When I compile and run my code, I get a bus error right after it prints "starting." Here is what happens:

bash-3.2$ ./remDup
starting
Bus error

#include <stdio.h>
#include <string.h>

void removeDups(char* str) 
{
    int len = strlen(str);
    int i = 0;

    for (i = 0; i < len; i++) {
        char a = str[i];
        int k = i + 1;
        int c = 0;
        int j = 0;

        for (j = k; j < len; j++) {
            if (a != str[j]) {
                str[k] = str[j];
                k++;
            } else c++;
        }

        len -= c;
    }

    str[len] = '\0';
}

int main(int argc, const char* argv[] )
{
    char *str1 = "apple";

    printf("%s -> ", str1);
    removeDups(str1);
    printf("%s\n ", str1);

    return 1;
}

Answer 1

If you define a string as:

char *str1 = "apple";

you are not permitted to modify the contents - the standard is quite clear that this is undefined behaviour ^(a).

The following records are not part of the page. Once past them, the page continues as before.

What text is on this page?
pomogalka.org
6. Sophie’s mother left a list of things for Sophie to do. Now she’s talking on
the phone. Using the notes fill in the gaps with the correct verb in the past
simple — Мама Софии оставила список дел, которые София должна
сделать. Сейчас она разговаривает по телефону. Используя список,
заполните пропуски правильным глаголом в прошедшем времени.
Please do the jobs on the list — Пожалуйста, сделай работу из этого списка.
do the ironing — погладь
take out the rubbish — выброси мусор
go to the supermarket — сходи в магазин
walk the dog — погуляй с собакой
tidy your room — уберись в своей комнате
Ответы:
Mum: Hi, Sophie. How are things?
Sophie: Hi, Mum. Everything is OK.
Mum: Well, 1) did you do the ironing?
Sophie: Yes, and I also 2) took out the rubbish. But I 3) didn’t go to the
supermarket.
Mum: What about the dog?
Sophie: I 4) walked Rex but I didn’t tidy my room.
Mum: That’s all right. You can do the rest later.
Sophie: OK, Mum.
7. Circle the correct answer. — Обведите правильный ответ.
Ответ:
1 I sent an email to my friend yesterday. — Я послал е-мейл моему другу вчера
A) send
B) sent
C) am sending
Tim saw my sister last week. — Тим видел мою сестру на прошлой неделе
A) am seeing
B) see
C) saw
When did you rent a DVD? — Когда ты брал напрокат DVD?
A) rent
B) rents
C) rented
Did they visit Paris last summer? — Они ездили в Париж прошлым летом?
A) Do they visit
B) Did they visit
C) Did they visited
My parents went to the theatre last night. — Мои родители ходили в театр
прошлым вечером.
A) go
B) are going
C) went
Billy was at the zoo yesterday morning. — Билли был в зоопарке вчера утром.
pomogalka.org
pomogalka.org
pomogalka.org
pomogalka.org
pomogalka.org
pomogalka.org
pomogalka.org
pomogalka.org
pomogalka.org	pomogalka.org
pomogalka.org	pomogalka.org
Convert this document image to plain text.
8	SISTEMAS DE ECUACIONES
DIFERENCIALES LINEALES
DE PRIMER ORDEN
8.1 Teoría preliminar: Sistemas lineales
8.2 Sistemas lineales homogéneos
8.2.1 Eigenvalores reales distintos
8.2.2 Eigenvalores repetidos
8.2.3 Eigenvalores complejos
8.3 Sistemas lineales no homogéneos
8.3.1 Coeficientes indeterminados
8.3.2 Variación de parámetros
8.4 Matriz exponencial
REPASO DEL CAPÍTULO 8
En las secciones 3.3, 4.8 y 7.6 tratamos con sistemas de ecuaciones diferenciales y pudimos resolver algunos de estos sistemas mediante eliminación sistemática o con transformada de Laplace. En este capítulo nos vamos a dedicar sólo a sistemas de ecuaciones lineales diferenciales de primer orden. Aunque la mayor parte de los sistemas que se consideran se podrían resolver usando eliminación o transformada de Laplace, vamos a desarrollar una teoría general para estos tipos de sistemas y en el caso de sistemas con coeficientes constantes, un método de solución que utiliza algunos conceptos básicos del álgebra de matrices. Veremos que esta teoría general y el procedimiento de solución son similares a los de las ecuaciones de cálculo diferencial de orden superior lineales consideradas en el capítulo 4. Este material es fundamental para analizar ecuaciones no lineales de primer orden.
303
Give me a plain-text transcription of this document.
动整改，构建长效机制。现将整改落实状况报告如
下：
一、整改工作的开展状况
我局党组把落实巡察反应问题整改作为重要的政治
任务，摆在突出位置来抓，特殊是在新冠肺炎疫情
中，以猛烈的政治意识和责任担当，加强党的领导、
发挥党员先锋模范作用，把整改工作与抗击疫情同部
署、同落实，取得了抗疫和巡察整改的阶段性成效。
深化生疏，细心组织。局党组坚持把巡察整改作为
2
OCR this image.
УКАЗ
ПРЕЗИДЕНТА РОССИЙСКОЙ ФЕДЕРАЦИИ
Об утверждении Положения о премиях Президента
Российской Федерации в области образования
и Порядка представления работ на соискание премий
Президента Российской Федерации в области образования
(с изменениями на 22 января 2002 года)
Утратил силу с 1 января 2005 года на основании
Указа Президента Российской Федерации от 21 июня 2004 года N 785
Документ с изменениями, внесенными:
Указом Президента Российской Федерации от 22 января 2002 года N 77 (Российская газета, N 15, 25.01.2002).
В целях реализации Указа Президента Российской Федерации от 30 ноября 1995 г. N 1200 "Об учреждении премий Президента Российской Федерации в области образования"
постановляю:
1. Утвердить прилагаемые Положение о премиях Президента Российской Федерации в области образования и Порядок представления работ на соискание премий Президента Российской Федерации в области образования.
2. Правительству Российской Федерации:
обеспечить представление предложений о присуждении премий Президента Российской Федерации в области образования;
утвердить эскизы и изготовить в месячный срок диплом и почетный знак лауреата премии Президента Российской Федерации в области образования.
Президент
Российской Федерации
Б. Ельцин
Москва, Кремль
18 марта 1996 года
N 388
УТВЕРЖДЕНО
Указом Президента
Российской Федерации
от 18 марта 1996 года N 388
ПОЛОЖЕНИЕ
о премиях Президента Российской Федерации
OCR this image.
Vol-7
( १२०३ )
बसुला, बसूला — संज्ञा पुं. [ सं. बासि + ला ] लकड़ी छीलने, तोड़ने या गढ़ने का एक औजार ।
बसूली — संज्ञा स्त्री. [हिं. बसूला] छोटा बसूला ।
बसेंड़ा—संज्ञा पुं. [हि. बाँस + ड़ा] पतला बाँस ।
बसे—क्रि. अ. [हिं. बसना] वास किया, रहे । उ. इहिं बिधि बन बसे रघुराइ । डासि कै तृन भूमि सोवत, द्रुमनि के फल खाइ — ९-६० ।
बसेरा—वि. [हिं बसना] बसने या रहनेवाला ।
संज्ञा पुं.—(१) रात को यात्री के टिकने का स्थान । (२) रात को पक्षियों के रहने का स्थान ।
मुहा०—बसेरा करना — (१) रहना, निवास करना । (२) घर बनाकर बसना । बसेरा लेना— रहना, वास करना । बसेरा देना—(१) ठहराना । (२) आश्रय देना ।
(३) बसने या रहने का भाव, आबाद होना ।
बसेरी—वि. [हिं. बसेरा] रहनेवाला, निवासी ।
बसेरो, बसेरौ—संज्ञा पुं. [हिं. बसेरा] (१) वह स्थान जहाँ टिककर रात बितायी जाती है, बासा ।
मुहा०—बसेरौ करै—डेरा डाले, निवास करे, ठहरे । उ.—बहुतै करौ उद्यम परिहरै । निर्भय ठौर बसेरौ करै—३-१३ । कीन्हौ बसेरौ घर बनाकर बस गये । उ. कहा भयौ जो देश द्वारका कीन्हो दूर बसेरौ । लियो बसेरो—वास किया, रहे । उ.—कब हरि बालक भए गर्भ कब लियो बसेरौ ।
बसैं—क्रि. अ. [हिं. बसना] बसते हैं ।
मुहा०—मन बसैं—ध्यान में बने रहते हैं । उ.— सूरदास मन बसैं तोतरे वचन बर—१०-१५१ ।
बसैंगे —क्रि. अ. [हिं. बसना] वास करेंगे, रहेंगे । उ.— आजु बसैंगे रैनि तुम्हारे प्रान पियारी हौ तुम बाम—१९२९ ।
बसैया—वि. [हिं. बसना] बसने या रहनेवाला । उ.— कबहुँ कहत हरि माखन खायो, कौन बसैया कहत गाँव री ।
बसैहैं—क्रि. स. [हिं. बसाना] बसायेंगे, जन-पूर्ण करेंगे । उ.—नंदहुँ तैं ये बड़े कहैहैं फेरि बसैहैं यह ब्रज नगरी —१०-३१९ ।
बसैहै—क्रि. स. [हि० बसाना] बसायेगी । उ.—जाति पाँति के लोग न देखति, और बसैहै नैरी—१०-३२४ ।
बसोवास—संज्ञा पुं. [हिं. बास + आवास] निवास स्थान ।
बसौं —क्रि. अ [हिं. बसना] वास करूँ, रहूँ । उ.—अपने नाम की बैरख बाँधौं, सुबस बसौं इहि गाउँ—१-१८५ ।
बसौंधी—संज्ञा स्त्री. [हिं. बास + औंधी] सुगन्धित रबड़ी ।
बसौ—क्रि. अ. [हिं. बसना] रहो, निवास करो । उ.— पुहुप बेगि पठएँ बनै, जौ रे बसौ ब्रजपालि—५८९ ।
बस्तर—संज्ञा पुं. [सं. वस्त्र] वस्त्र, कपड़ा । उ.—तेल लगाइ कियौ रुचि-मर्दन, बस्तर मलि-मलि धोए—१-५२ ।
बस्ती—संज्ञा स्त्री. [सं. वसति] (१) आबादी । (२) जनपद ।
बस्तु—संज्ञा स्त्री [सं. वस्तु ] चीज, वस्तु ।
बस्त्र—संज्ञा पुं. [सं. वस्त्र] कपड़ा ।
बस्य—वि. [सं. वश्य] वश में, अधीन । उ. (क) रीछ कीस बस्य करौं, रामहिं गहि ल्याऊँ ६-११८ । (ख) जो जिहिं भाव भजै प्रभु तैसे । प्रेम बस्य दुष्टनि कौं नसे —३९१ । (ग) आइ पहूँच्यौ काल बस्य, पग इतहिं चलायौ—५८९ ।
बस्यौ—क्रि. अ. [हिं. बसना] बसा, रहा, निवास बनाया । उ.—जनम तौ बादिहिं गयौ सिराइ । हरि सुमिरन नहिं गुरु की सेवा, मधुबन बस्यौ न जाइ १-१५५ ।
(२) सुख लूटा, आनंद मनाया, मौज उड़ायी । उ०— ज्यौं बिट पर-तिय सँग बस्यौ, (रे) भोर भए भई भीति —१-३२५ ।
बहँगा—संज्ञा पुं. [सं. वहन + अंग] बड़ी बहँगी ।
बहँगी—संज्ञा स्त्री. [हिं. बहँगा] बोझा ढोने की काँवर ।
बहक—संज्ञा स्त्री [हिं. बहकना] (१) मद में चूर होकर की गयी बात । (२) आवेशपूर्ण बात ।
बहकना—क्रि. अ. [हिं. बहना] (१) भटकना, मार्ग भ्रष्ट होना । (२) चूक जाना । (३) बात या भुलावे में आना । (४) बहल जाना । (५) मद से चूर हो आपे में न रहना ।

Use:

char str1[] = "apple";

instead and it will give you a modifiable copy. It's functionally equivalent to:

char str1[6]; strcpy (str1, "apple");

---

^(a) C99 6.4.5 "String literals", paragraph 6 states:

It is unspecified whether these arrays are distinct provided their elements have the appropriate values. If the program attempts to modify such an array, the behavior is undefined.

Answer 2

You're modifying string literals which often reside in read-only memory. The standard also states that attempting to modify literals is undefined behavior.

When you're using pointers to string literals, you should either declare them as const, const char * str="text"; or as arrays char str[] = "text";

Change to e.g:

char str1[] = "apple";

In this case the compiler will create an array on stack, and copy the read-only string literal into it.